# The Best Guitar In The World



## Steadfastly (Nov 14, 2008)

According to this guy, the Epiphone FT150 Bard is the best acoustic in the world. It even has a bold on neck. And it does sound very good on his YouTube video. Maybe you don't think it's the best but are you surprised how well it sounds? I was.


----------



## Wardo (Feb 5, 2010)

My great, great grandmother told me that, hands down, the best guitar in the world was the one that she'd played most of her life after I left it to her in my Will but what she didn't know is that it was actually her guitar anyway because I'd bought it in a pawn shop after she'd popped it for 6 bucks back in the rip roaring 20s.


----------



## Robert1950 (Jan 21, 2006)

So such singular thing.


----------



## sulphur (Jun 2, 2011)

I have a bolt on acoustic Epiphone from the '70s.

I think the label was torn off before I got it, not sure of the model #.

_That_ one is the best in the world.


----------



## High/Deaf (Aug 19, 2009)

Him saying that is the best guitar in the world says more about him than the guitar. He apparently has no idea how big his block is, let alone the rest of the state / country / world. What a yokel.

But no sense shattering his illusions if they help him sleep at night. What does it matter if it is or isn't? And who elected him pope and arbiter of all things acoustic. Really, the simplicity of some people..........maybe it's an internet thing?


----------



## rollingdam (May 11, 2006)

The best guitar in the world is usually the one I am trying to sell....


----------



## Ronbeast (Nov 11, 2008)

Well, he's definitely not biased or anything...


----------



## Steadfastly (Nov 14, 2008)

Robert1950 said:


> So such singular thing.


So, did you mean "No"?


----------



## Mooh (Mar 7, 2007)

No it's not.

I don't think there is a best guitar in the world, but if there is, it's definitely not this one.

Ignorance is bliss.

Edit...that's hardly a clean audio signal in the clip, and regardless I'm hearing substantial wiry clanky tone to the first two strings. He didn't even give it a decent work out. If it doesn't sound good at low or moderate volume, it won't sound good driven hard. I've already wasted too many keystrokes on this.


----------



## Dorian2 (Jun 9, 2015)

Weird. Just weird. He should probably wash those food stains off his shirt, maybe that'll help his tone. (I'm being an ass, I had to do it)


----------



## Guyfrets (Aug 20, 2012)

The best guitar in the world is like the best guitarist in the world. It all depends on what one is looking for. That said, there's nothing I'm looking for in either the Epiphone FT 150 Bard or the guy in the video. But hey, that's just me!


----------



## vadsy (Dec 2, 2010)

That guy is trolling YouTube, I can respect that. 
Steadly is trolling us, hats off to him.


----------



## High/Deaf (Aug 19, 2009)




----------



## Tone Chaser (Mar 2, 2014)

I had a '70's bolt on neck Japanese Epiphone acoustic. It was damn good for the money. Only thing missing was a good pickup system at that time. The neck played like a good electric,

It was traded in for a 1984 K Yairi in 1985, that I still have today. The Yairi had good electronics and is gig worthy. I used it often when I tried my hand at doing Willie, Waylon, and the boys, publicly.

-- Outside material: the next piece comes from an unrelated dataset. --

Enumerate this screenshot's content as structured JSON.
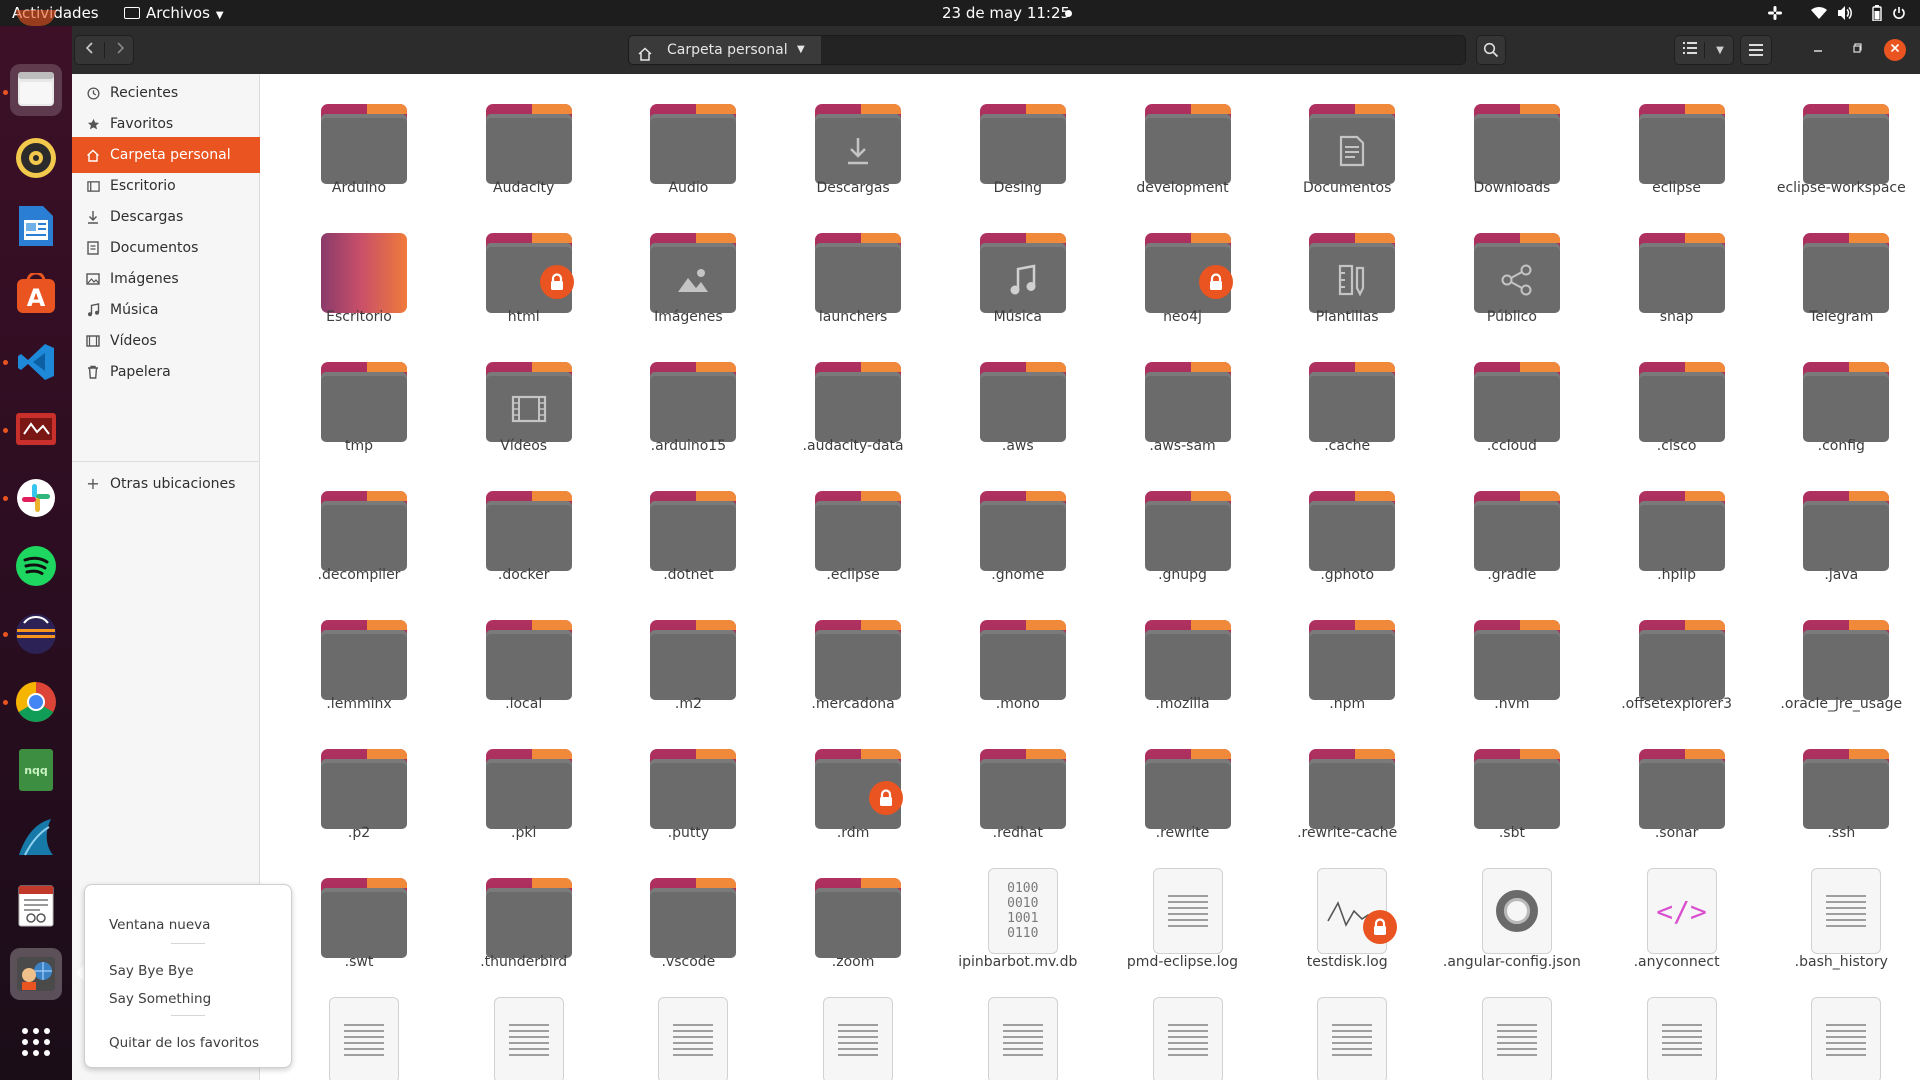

I have been looking for another bolt on Epiphone for years. Every one that I have found is in very sad, beat up condition, for more money than what I think it's worth.

I have found an American made Tacoma Road King that is solid woods, has electronics, and an innovative bolt on neck, that will last me the rest of my playing days. The funny thing is that I found the Tacoma in near new condition, at the same shop that had a beat up '70's Epiphone bolt on. I gladly payed double the Epiphone price for the Tacoma. It even had a case.


----------



## Lola (Nov 16, 2014)

It's all relative.


----------



## Scotty (Jan 30, 2013)

The best guitar in the world is the one you are lost in the moment with. At that time, nothing else matters. When You are playing, eyes wide open but not really seeing anything...THAT is the moment where no other guitar will, or needs to take its place


----------



## Lola (Nov 16, 2014)

Scotty said:


> The best guitar in the world is the one you are lost in the moment with. At that time, nothing else matters. When I'm playing, eyes wide open but not really seeing anything...THAT is the moment where no other guitar will, or needs to take its place


Amen!


----------



## Steadfastly (Nov 14, 2008)

Lola said:


> Amen!


Lola, did you change your avatar again? I can't keep up with you!


----------



## Guest (Jul 24, 2017)

Steadfastly said:


> Lola, did you change your avatar again?


It's always Angus or ACDC related.


----------



## Lola (Nov 16, 2014)

Steadfastly said:


> Lola, did you change your avatar again? I can't keep up with you!


Yes I did! I need constant change or something like that!


----------



## Lola (Nov 16, 2014)

Scotty said:


> The best guitar in the world is the one you are lost in the moment with. At that time, nothing else matters. When You are playing, eyes wide open but not really seeing anything...THAT is the moment where no other guitar will, or needs to take its place


Eloquently put. Beautiful words and wisdom!


----------



## bolero (Oct 11, 2006)

not enough bear claw on the top of that acoustic, it CAN'T be the best guitar in the world!!


----------